PETERSBURG, Va. – On the day that the nation paused to honor Dr. Martin Luther King Jr., the keynote speaker at a ceremony Monday in the city where the holiday originated reminded his audience that service to others is based on compassion and some divine intervention.

“If the dream is ever going to become a reality, we must have love for our fellow man,” Bishop Lanier Twyman told a packed sanctuary at Tabernacle Baptist Church in Petersburg, Virginia. “Our love must not just be in words only. Compassion will rearrange your priorities.”

Twyman drew similarities between King’s service to civil rights and the biblical story of the Good Samaritan who stopped to help an injured man when priests and others would not.
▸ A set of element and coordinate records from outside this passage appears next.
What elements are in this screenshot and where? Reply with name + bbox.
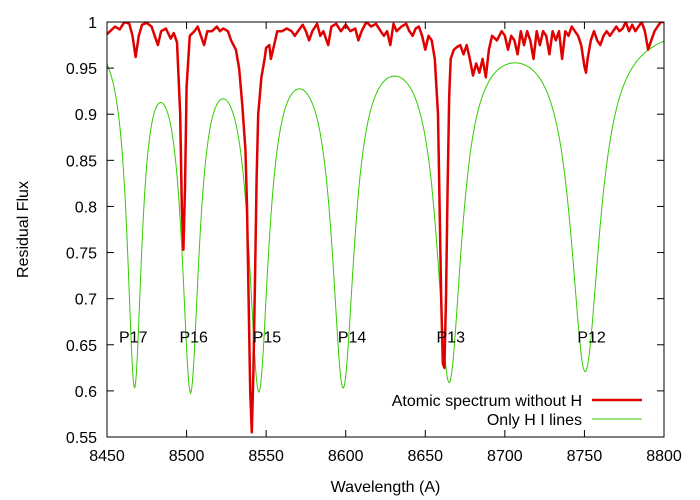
y-tick-label: 0.55 [66,430,97,447]
y-axis-label: Residual Flux [15,181,32,278]
line-label-p14: P14 [338,329,367,346]
x-tick-label: 8500 [169,448,205,465]
series-line-only-h-lines [107,40,664,395]
y-tick-label: 0.7 [75,292,97,309]
legend: Atomic spectrum without H Only H I lines [392,393,642,429]
y-tick-label: 0.9 [75,107,97,124]
plot-frame [106,21,665,438]
x-axis-label: Wavelength (A) [331,479,441,496]
line-label-p15: P15 [253,329,282,346]
y-tick-label: 0.65 [66,338,97,355]
y-tick-label: 1 [88,15,97,32]
legend-label-atomic-spectrum: Atomic spectrum without H [392,393,582,410]
series-layer [107,22,664,434]
line-label-p12: P12 [577,329,606,346]
legend-label-only-h-lines: Only H I lines [487,412,582,429]
plot-area: 8450 8500 8550 8600 8650 8700 8750 8800 0.55 0.6 0… [66,15,682,465]
x-tick-label: 8750 [567,448,603,465]
annotation-layer: P17 P16 P15 P14 P13 P12 [119,329,606,346]
y-tick-label: 0.85 [66,153,97,170]
y-tick-label: 0.75 [66,246,97,263]
x-tick-label: 8700 [487,448,523,465]
y-tick-label: 0.6 [75,384,97,401]
y-tick-label: 0.95 [66,61,97,78]
line-label-p16: P16 [179,329,208,346]
x-tick-label: 8650 [407,448,443,465]
x-tick-label: 8600 [328,448,364,465]
x-tick-label: 8450 [89,448,125,465]
x-tick-label: 8800 [646,448,682,465]
ticks-layer: 8450 8500 8550 8600 8650 8700 8750 8800 0.55 0.6 0… [66,15,682,465]
series-line-atomic-spectrum [107,22,664,434]
line-label-p17: P17 [119,329,148,346]
x-tick-label: 8550 [248,448,284,465]
y-tick-label: 0.8 [75,199,97,216]
line-label-p13: P13 [437,329,466,346]
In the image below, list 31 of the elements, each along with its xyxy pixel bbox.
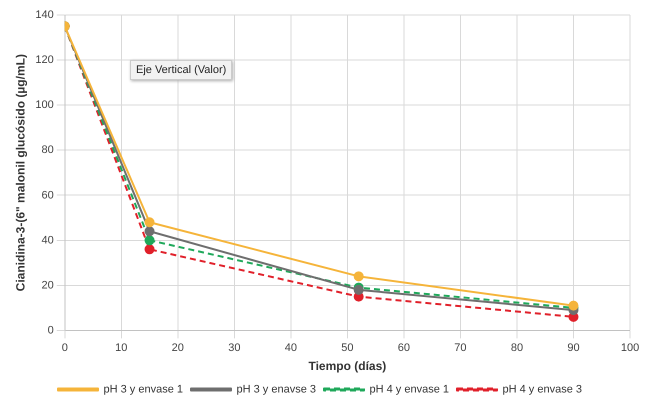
- y-tick-label: 20: [42, 279, 54, 292]
- x-tick-label: 80: [510, 342, 524, 354]
- legend-label: pH 4 y envase 3: [502, 384, 582, 396]
- y-tick-label: 60: [42, 189, 54, 202]
- x-tick-label: 10: [115, 342, 128, 354]
- x-tick-label: 90: [567, 342, 580, 354]
- x-axis-title: Tiempo (días): [308, 359, 386, 374]
- x-tick-label: 40: [284, 342, 297, 354]
- legend-label: pH 3 y enavse 3: [236, 384, 316, 396]
- y-tick-label: 140: [35, 9, 54, 22]
- x-tick-label: 70: [454, 342, 467, 354]
- y-tick-label: 40: [42, 234, 54, 246]
- y-axis-title: Cianidina-3-(6" malonil glucósido (µg/mL): [14, 54, 28, 292]
- y-tick-label: 0: [48, 324, 54, 336]
- point: [144, 217, 155, 228]
- point: [144, 244, 155, 254]
- x-tick-label: 50: [341, 342, 354, 354]
- point: [354, 271, 364, 282]
- x-tick-label: 30: [228, 342, 240, 354]
- point: [144, 235, 155, 246]
- y-tick-label: 120: [35, 54, 54, 66]
- x-tick-label: 20: [172, 342, 184, 354]
- x-tick-label: 100: [620, 342, 640, 354]
- x-tick-label: 60: [398, 342, 410, 354]
- y-tick-label: 80: [42, 144, 54, 156]
- legend-label: pH 3 y envase 1: [104, 384, 184, 396]
- x-tick-label: 0: [62, 342, 68, 354]
- annotation: Eje Vertical (Valor): [130, 60, 232, 80]
- legend-label: pH 4 y envase 1: [370, 384, 449, 396]
- point: [144, 226, 155, 236]
- y-tick-label: 100: [35, 99, 54, 112]
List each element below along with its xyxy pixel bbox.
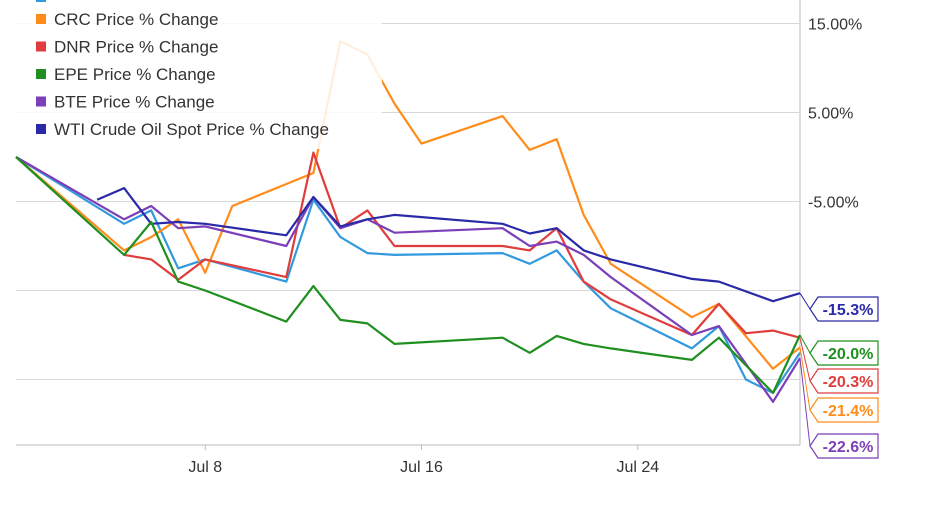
series-line-unlabeled — [15, 156, 801, 394]
end-label: -21.4% — [799, 347, 879, 423]
x-tick-label: Jul 8 — [188, 459, 222, 476]
legend-swatch — [36, 69, 46, 79]
end-label: -20.0% — [799, 334, 879, 366]
end-label: -20.3% — [799, 337, 879, 394]
x-axis-tick-labels: Jul 8 Jul 16 Jul 24 — [188, 459, 659, 476]
end-label-text: -21.4% — [823, 403, 874, 420]
legend-background — [16, 0, 382, 149]
y-tick-label: -5.00% — [808, 195, 859, 212]
end-label-text: -20.0% — [823, 346, 874, 363]
legend: CRC Price % Change DNR Price % Change EPE … — [16, 0, 382, 149]
legend-swatch — [36, 41, 46, 52]
series-line-wti — [96, 187, 801, 303]
legend-label: CRC Price % Change — [54, 10, 218, 29]
legend-label: WTI Crude Oil Spot Price % Change — [54, 120, 329, 139]
legend-swatch — [36, 124, 46, 134]
series-lines — [15, 40, 801, 403]
end-label: -22.6% — [799, 358, 879, 459]
end-label-text: -15.3% — [823, 302, 874, 319]
end-label-text: -22.6% — [823, 439, 874, 456]
end-label: -15.3% — [799, 292, 879, 322]
series-line-epe — [15, 156, 801, 394]
y-tick-label: 5.00% — [808, 106, 853, 123]
legend-label: BTE Price % Change — [54, 93, 215, 112]
legend-swatch — [36, 0, 46, 2]
end-label-text: -20.3% — [823, 374, 874, 391]
x-tick-label: Jul 16 — [400, 459, 443, 476]
y-axis-tick-labels: 15.00% 5.00% -5.00% — [808, 17, 862, 212]
series-line-dnr — [123, 151, 801, 339]
y-tick-label: 15.00% — [808, 17, 862, 34]
end-value-labels: -21.4% -20.3% -20.0% -22.6% -15.3% — [799, 292, 879, 459]
legend-label: DNR Price % Change — [54, 38, 218, 57]
legend-swatch — [36, 14, 46, 24]
legend-swatch — [36, 96, 46, 107]
legend-label: EPE Price % Change — [54, 65, 216, 84]
x-tick-label: Jul 24 — [616, 459, 659, 476]
series-line-bte — [15, 156, 801, 403]
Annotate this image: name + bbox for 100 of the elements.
Like King, Twyman said the Samaritan decided that helping the injured person was more important that what he originally planned to do that day.

“Interruption may be a divine appointment,” he said. “John the Revelator said it like this, ‘My little children, let us not love in word, neither in tongue but in deed.'”
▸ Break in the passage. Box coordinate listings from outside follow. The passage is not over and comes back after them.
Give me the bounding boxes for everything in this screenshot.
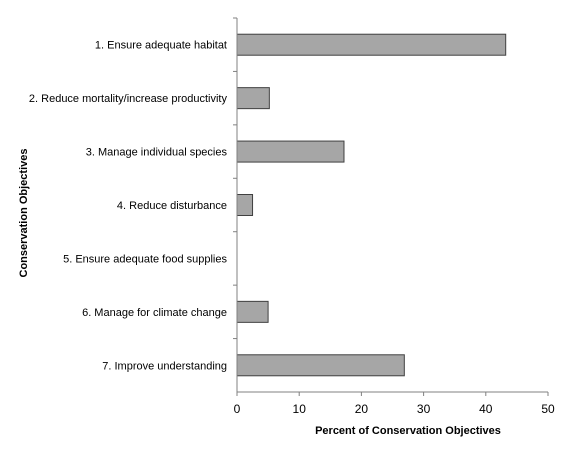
x-tick-label-10: 10 bbox=[293, 402, 307, 416]
axes-layer bbox=[233, 17, 549, 396]
x-tick-label-30: 30 bbox=[417, 402, 431, 416]
bar-1 bbox=[236, 33, 507, 56]
x-tick-labels: 0 10 20 30 40 50 bbox=[234, 402, 555, 416]
category-label-7: 7. Improve understanding bbox=[102, 360, 227, 372]
bar-4 bbox=[236, 194, 254, 216]
bar-6 bbox=[236, 300, 269, 323]
category-label-4: 4. Reduce disturbance bbox=[117, 200, 227, 212]
y-axis-title: Conservation Objectives bbox=[18, 149, 30, 278]
bar-3 bbox=[236, 140, 345, 163]
x-tick-label-0: 0 bbox=[234, 402, 241, 416]
category-label-6: 6. Manage for climate change bbox=[82, 307, 227, 319]
category-label-1: 1. Ensure adequate habitat bbox=[95, 40, 227, 52]
category-label-3: 3. Manage individual species bbox=[86, 147, 228, 159]
category-label-5: 5. Ensure adequate food supplies bbox=[63, 253, 227, 265]
x-tick-label-20: 20 bbox=[355, 402, 369, 416]
category-label-2: 2. Reduce mortality/increase productivit… bbox=[29, 93, 228, 105]
bars-layer bbox=[236, 33, 507, 377]
x-tick-label-50: 50 bbox=[541, 402, 555, 416]
bar-2 bbox=[236, 87, 270, 110]
category-labels: 1. Ensure adequate habitat 2. Reduce mort… bbox=[29, 40, 228, 373]
x-tick-label-40: 40 bbox=[479, 402, 493, 416]
x-axis-title: Percent of Conservation Objectives bbox=[315, 425, 501, 437]
bar-7 bbox=[236, 354, 405, 377]
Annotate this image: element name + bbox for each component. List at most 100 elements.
King lived by that example, and Twyman said today’s society should as well. The Samaritan story, Twyman said, serves as an example of inclusion because it proves that service should not be limited to any one group.

“This Samaritan didn’t ask him if [the injured man] was Black or white because that didn’t matter,” Twyman said. “He didn’t ask him if he was rich or poor because that didn’t matter. He didn’t ask him if he was a Democrat or a Republican because that didn’t matter. He didn’t ask him if he was gay or straight because that didn’t matter. What matters is that there was a need that had to be met. What matters most is that he was in trouble and he needed help.”